Table 2: Comparison of Pressure Coefficient (Cp) Between RWIND and Experimental Data
| "Degree | Cp – Experimental (Oi) | Cp – RWIND (Pi) | Pi-Oi | Deviation (%) | Hit rate ≤10% | Hit rate ≤20%" |
|---|---|---|---|---|---|---|
| -10 | 0.132 | 0.125 | -0.007 | 5.30 | 🟢 | 🟢 |
| -5 | 0.102 | 0.062 | -0.040 | 39.22 | 🔴 | 🔴 |
| 0 | 0.088 | 0.073 | -0.015 | 17.05 | 🔴 | 🟢 |
| 5 | 0.099 | 0.062 | -0.037 | 37.37 | 🔴 | 🔴 |
| 10 | 0.117 | 0.114 | -0.003 | 2.56 | 🟢 | 🟢 |
Table 3 summarizes the statistical indicators used to evaluate the agreement between RWIND predictions and the experimental reference data. The validation is based on 5 data points, resulting in a Hit Rate of 40% within ±10% deviation and 60% within ±20%. The overall prediction error is quantified by a Normalized Mean Squared Error (NMSE) of 0.00093, a Mean Error (ME) of −0.0204, indicating a slight overall underestimation by RWIND, a Mean Absolute Error (MAE) of 0.0204, and a Root Mean Squared Error (RMSE) of 0.0254. These metrics provide an overall assessment of the predictive accuracy and bias of the CFD model relative to the experimental measurements.

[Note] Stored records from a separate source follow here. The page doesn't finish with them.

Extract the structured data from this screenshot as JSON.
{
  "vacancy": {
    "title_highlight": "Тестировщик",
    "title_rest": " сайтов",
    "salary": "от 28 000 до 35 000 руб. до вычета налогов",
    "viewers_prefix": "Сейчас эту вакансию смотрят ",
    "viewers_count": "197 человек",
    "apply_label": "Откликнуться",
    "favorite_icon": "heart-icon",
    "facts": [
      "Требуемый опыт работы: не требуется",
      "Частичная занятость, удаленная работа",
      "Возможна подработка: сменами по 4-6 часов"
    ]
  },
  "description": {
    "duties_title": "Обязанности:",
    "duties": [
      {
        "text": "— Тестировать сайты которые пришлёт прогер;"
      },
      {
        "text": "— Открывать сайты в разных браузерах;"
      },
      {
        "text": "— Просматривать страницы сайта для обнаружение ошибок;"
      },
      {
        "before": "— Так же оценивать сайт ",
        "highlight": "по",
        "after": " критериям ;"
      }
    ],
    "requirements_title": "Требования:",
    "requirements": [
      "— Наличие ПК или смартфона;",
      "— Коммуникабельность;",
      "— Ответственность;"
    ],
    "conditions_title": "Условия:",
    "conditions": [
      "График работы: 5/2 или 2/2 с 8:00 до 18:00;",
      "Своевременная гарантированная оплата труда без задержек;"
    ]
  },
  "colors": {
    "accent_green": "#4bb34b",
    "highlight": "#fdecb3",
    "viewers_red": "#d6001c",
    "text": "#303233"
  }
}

Table 3. Statistical Performance Metrics of the RWIND Validation
| Metric | Value |
|---|---|
| Number of Data Points (N) | 5 |
| Hit Rate (10%) | 40% |
| Hit Rate (20%) | 60% |
| Normalized Mean Squared Error, e² | 0.0551 |
| Mean Error (ME) | -0.0204 |
| Mean Absolute Error (MAE) | 0.0204 |
| Root Mean Squared Error (RMSE) | 0.0254 |
Figure 4 compares the drag coefficient (CD) obtained from experimental measurements and RWIND simulations for angles of attack between −10° and +10°. Both datasets exhibit a similar U-shaped trend, with the minimum drag occurring at 0°. RWIND successfully captures the overall aerodynamic behavior but consistently underestimates the drag coefficient, particularly at the intermediate angles (±5°), while showing good agreement at the extreme angles (±10°). Overall, the results indicate that RWIND reliably predicts the qualitative trend of drag variation with angle of attack, although further improvements in turbulence and near-wall modeling could enhance its quantitative accuracy.